Linda Perry, the prolific producer and songwriter for Pink, Christina Aguilera, Gwen Stefani and others, was in London to get a jolt of inspiration from the city's trendsetting music scene when a friend slipped her a demo from an unknown singer-songwriter.
It was poorly produced and Perry deemed it mediocre as a whole. Yet the scratchy tenor and lyrical content left Perry transfixed when she heard it three years ago.
"Anybody with an ear could hear that this guy was amazing," says Perry, who maintained her poker face while she was listening but recalls "kicking my manager under the table like, 'Oh my God!"'
Now the rest of the world knows why Perry was so riveted. The singer on that demo, James Blunt (whom Perry signed to her fledgling label) has become music's latest It Boy due to his soulful, stirring single, "You're Beautiful." The ballad, about a split-second encounter with a stunning woman that leaves him wondering what might have been, became a mainstay on adult contemporary formats before crossing over to top 40 radio, where it has become a top 20 hit.
"Every time we play it, we get phone calls and messages asking, 'Who is it?"' says Sharon Dastur, the assistant program director at pop station WHTZ-FM (Z-100) in New York City. "It's just one of those songs that people are just so drawn to that people want to keep hearing it."

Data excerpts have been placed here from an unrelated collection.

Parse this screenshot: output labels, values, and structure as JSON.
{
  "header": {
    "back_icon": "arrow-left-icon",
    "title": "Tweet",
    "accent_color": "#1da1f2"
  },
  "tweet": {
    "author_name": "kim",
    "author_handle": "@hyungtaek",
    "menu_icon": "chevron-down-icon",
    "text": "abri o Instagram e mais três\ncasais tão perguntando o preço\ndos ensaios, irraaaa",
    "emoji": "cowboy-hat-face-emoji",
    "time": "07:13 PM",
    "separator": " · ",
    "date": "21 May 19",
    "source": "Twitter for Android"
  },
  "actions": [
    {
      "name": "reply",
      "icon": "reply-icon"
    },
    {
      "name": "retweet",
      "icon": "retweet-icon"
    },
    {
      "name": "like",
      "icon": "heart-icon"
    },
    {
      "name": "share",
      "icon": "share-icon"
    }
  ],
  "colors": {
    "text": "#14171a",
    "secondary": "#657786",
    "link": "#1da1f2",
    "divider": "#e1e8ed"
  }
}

But Blunt doesn't want people to get too caught up in "You're Beautiful" -- because he thinks his debut album, "Back to Bedlam," has a lot more to offer.
"It's like a book, like 10 chapters," he says of the disc, which was released last fall and is approaching gold status. "It seems sometimes ludicrous to sometimes focus on Chapter 4."
While the chapters on "Bedlam" may captivate, they may not be as interesting as some chapters in the 28-year-old Blunt's life. He knew since he was a youth that he wanted to be a musician; he was trained in guitar, piano and violin and began writing songs at 14.
But instead of focusing on music full time when he became of age, he got a military scholarship and served four years in the British army after graduating from college. That led to him being stationed as a reconnaissance officer in Kosovo in 1999 as part of the NATO peacekeeping force.